If the electronics weren’t submerged, you may only have to deal with rust and corrosion; but if the electronics were submerged, serious issues can be expected down the line.

Likewise, the amount of time the vehicle was submerged and the type of water it was submerged in are important factors as well. The longer a vehicle was underwater, the more damage occurs, and salt water is much more corrosive.

A vehicle history report and a VIN check are good ways to ensure that the vehicle has not been previously flooded. A totaled vehicle will have a salvage title, the first indication that the vehicle has had serious damage, but some states will specifically give a flood title to a vehicle that has suffered damage from sitting in water deep enough to fill the engine compartment.

Buying a salvage title car can be an okay idea, but vehicles salvaged because of flood damage are very unreliable. Most of the cosmetic damage from a flood can be successfully disguised, but it is nearly impossible to fix an engine that has been flooded.

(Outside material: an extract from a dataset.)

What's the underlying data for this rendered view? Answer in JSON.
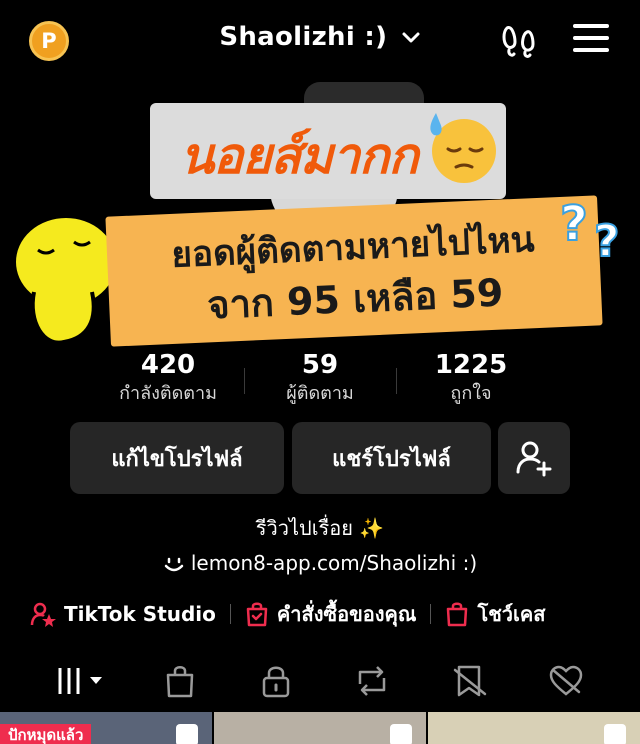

Although a vehicle may look okay on the outside, it could be rusting on the inside putting the purchaser in danger.

Also, be aware of a musty smell, or the smell of cleaning agents trying to cover the up the musty smell, as well as rings on fabric, or mismatched upholstery, or mud or silt in various nooks and crannies of the vehicle.

The National Insurance Crime Bureau (NICB) provides free VIN checks so users can determine if a vehicle has been declared totaled by a cooperating insurance company. Various sites also provide hints for how to spot a flooded vehicle for sale.